Our benchmark results showed the Omen 15 outpace the Zephyrus G14 in every test besides CPU multi-core performance. That means the Zephyrus has the advantage for CPU-intensive games such as Total War and Civilization, as well as creative tasks such as video editing, but the Omen reigns supreme for graphics.
|HP Omen 15 2020
|ROG Zephyrus G14
|Geekbench 5 single-core||1272||1211|
|Geekbench 5 multi-core||6428||7828|
|3DMark Time Spy||6982||6129|
This was illustrated further in the game benchmark tests, as the HP Omen 15 saw superior frame-rate results by significant margins, making the most out of that 144Hz refresh rate.
This came as no surprise since the Omen flaunts an RTX 2070, but it’s still remarkable how cheap this configuration is available for.
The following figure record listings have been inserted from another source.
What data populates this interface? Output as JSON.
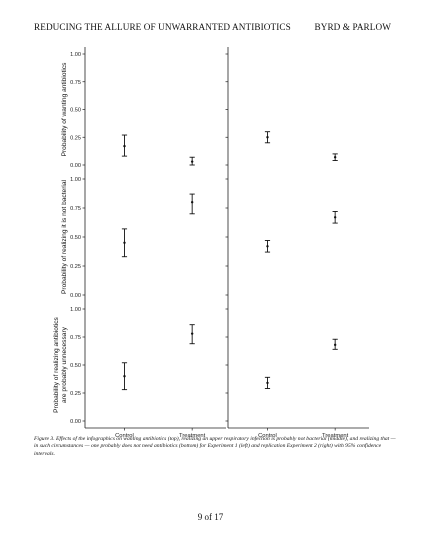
{
  "header": {
    "left": "REDUCING THE ALLURE OF UNWARRANTED ANTIBIOTICS",
    "right": "BYRD & PARLOW"
  },
  "caption": "Figure 3. Effects of the infographics on wanting antibiotics (top), realizing an upper respiratory infection is probably not bacterial (middle), and realizing that — in such circumstances — one probably does not need antibiotics (bottom) for Experiment 1 (left) and replication Experiment 2 (right) with 95% confidence intervals.",
  "page_number": "9 of 17",
  "chart_data": {
    "type": "scatter",
    "categories": [
      "Control",
      "Treatment"
    ],
    "ylim": [
      0,
      1
    ],
    "y_ticks": [
      "0.00",
      "0.25",
      "0.50",
      "0.75",
      "1.00"
    ],
    "columns": [
      "Experiment 1",
      "Experiment 2"
    ],
    "rows": [
      {
        "ylabel": [
          "Probability of wanting antibiotics"
        ],
        "panels": [
          {
            "points": [
              {
                "x": "Control",
                "y": 0.17,
                "lo": 0.08,
                "hi": 0.27
              },
              {
                "x": "Treatment",
                "y": 0.03,
                "lo": 0.0,
                "hi": 0.07
              }
            ]
          },
          {
            "points": [
              {
                "x": "Control",
                "y": 0.25,
                "lo": 0.2,
                "hi": 0.3
              },
              {
                "x": "Treatment",
                "y": 0.07,
                "lo": 0.04,
                "hi": 0.1
              }
            ]
          }
        ]
      },
      {
        "ylabel": [
          "Probability of realizing it is not bacterial"
        ],
        "panels": [
          {
            "points": [
              {
                "x": "Control",
                "y": 0.45,
                "lo": 0.33,
                "hi": 0.57
              },
              {
                "x": "Treatment",
                "y": 0.8,
                "lo": 0.7,
                "hi": 0.87
              }
            ]
          },
          {
            "points": [
              {
                "x": "Control",
                "y": 0.42,
                "lo": 0.37,
                "hi": 0.47
              },
              {
                "x": "Treatment",
                "y": 0.67,
                "lo": 0.62,
                "hi": 0.72
              }
            ]
          }
        ]
      },
      {
        "ylabel": [
          "Probability of realizing antibiotics",
          "are probably unnecessary"
        ],
        "panels": [
          {
            "points": [
              {
                "x": "Control",
                "y": 0.4,
                "lo": 0.28,
                "hi": 0.52
              },
              {
                "x": "Treatment",
                "y": 0.78,
                "lo": 0.69,
                "hi": 0.86
              }
            ]
          },
          {
            "points": [
              {
                "x": "Control",
                "y": 0.34,
                "lo": 0.29,
                "hi": 0.39
              },
              {
                "x": "Treatment",
                "y": 0.68,
                "lo": 0.64,
                "hi": 0.73
              }
            ]
          }
        ]
      }
    ]
  }
}
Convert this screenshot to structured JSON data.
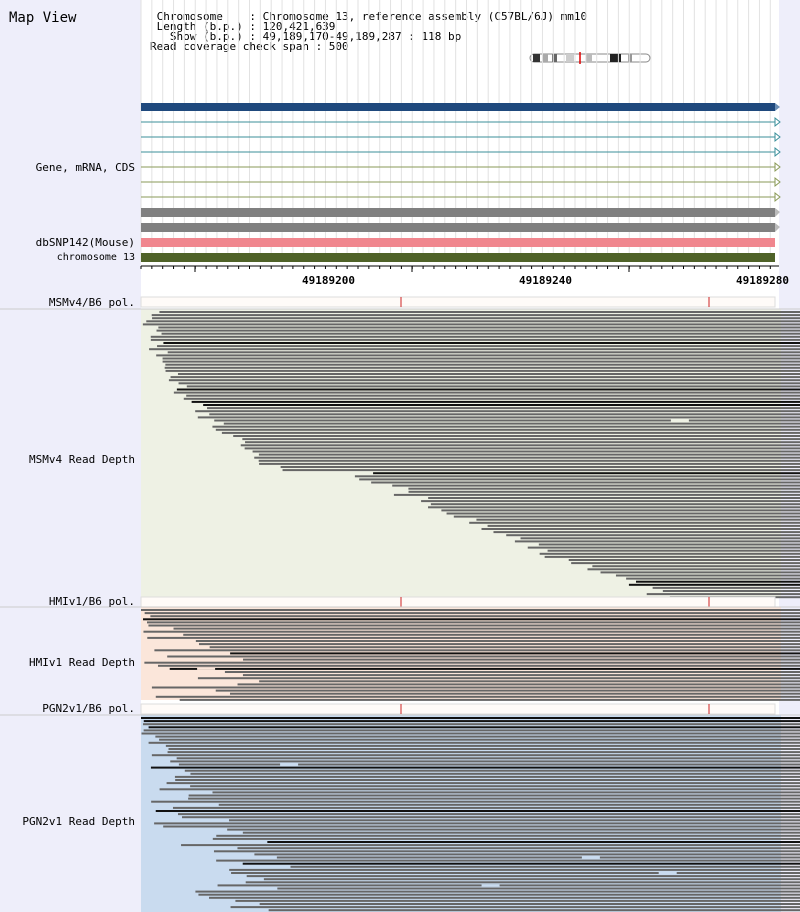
{
  "header": {
    "title": "Map View",
    "info_lines": [
      " Chromosome    : Chromosome 13, reference assembly (C57BL/6J) mm10",
      " Length (b.p.) : 120,421,639",
      "   Show (b.p.) : 49,189,170-49,189,287 : 118 bp",
      "Read coverage check span : 500"
    ]
  },
  "tracks": {
    "gene_label": "Gene, mRNA, CDS",
    "snp_label": "dbSNP142(Mouse)",
    "chrom_label": "chromosome 13"
  },
  "ruler": {
    "ticks": [
      "49189200",
      "49189240",
      "49189280"
    ]
  },
  "panels": [
    {
      "pol_label": "MSMv4/B6 pol.",
      "depth_label": "MSMv4 Read Depth",
      "bg": "#eef1e4"
    },
    {
      "pol_label": "HMIv1/B6 pol.",
      "depth_label": "HMIv1 Read Depth",
      "bg": "#fbe6da"
    },
    {
      "pol_label": "PGN2v1/B6 pol.",
      "depth_label": "PGN2v1 Read Depth",
      "bg": "#c9dbef"
    }
  ],
  "colors": {
    "left_panel": "#eeeefa",
    "gene_blue": "#1f497d",
    "transcript_teal": "#3b8f9a",
    "transcript_olive": "#8a9a57",
    "cds_gray": "#808080",
    "snp_pink": "#f0868e",
    "chrom_green": "#4f6228",
    "read_gray": "#666666",
    "read_dark": "#111111"
  }
}
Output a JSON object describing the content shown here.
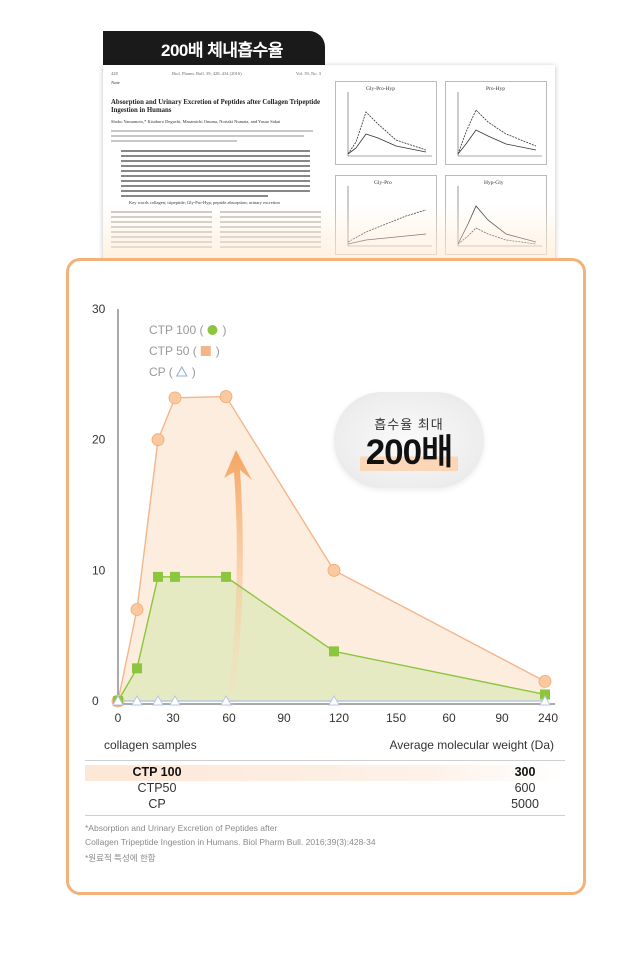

Having an RTX GPU also means you get access to features such as ray tracing and DLSS, which offer a next-gen gloss to compatible titles.
|HP Omen 15 2020
|ROG Zephyrus G14
|Shadow of the
With the Omen 15 proving to be a powerful gaming laptop, HP has had to ensure it doesn’t get too hot. There are vents all over the back and bottom, and while they do a great job of expelling heat, it can still get warm in the middle section of the laptop’s base. When pushing the laptop with Borderlands 3 (set to Performance mode), the fan noise became noticeable but only when the game was paused. The speakers were always loud enough to drown out the fan whirrs.
The HP Omen also sees a spacious 1TB SSD included, featuring speedy read and write speeds at 3431MB/s and 2,793 MB/s respectively. These are very fast scores, and should ensure nippy loading and saving times when using the integrated drive.
Battery – Not good enough for on-the-go gaming
- Omen only lasted 3 hours and 42 minutes in our day-to-day work benchmark
- Expect stamina to be even shorter when gaming
The HP Omen 15 features a Graphics Switcher, allowing you to swap between ‘Discrete’ and ‘Hybrid’ performance. The former will see the discrete graphics card become the main provider of graphical grunt, and so will help tasks such as gaming and creative work excel but reduce the battery life as a consequence.
The ‘Hybrid’ mode allows for the processor’s integrated graphics to help with the workload, and so is best for basic tasks such as video playback and internet browsing where a powerful graphics performance isn’t required. In theory, this should help improve the battery life substantially.
We put this to the test, setting the laptop to ‘Hybrid’ mode and turning the brightness down to 150 nits before running a PCMark 10 battery benchmark test. The Omen 15 saw a battery life of 3 hours and 42 minutes. That’s slightly better than your average gaming laptop, but still lags three hours behind the Zephyrus G14.
By also taking its cumbersome weight in mind, this is a system best kept at home for the most part, and not for on-the-go use.
You should buy the buy the HP Omen 15 (2020) if…
- You want an affordable Full HD performance
The HP Omen 15 has various 1080p-capable GPUs available, with a starting price of £1099.99 which undercuts many of its rivals.
- A high refresh rate is a priority
The Omen 15 can be configured with a 300Hz display, offering a fast enough refresh rate for competitive eSports players.
- You don’t like garish designs
The latest Omen features subtle styling over in-your-face tack. This is one of the more sophisticated gaming laptops, while still seeing RGB lighting.
You shouldn’t buy the buy the HP Omen 15 (2020) if…
- You want a super-portable laptop
The HP Omen weighs 2.4 kg, which is double the weight of a typical ultrabook. If you want a more portable gaming laptop, check out the Zephyrus G14 instead.
- You want a long-lasting battery life
The Omen is only capable of lasting up to 3 hours and 42 minutes away from the mains. So if you want a laptop that can keep on chugging through a work day, you’re better off looking elsewhere.
- You fancy a mechanical keyboard
The Omen’s keyboard lacks the crunchy feel of a mechanical keyboard, with HP opting for quiter switches instead. If this is important to you, check out the Gigabyte Aorus 15G instead.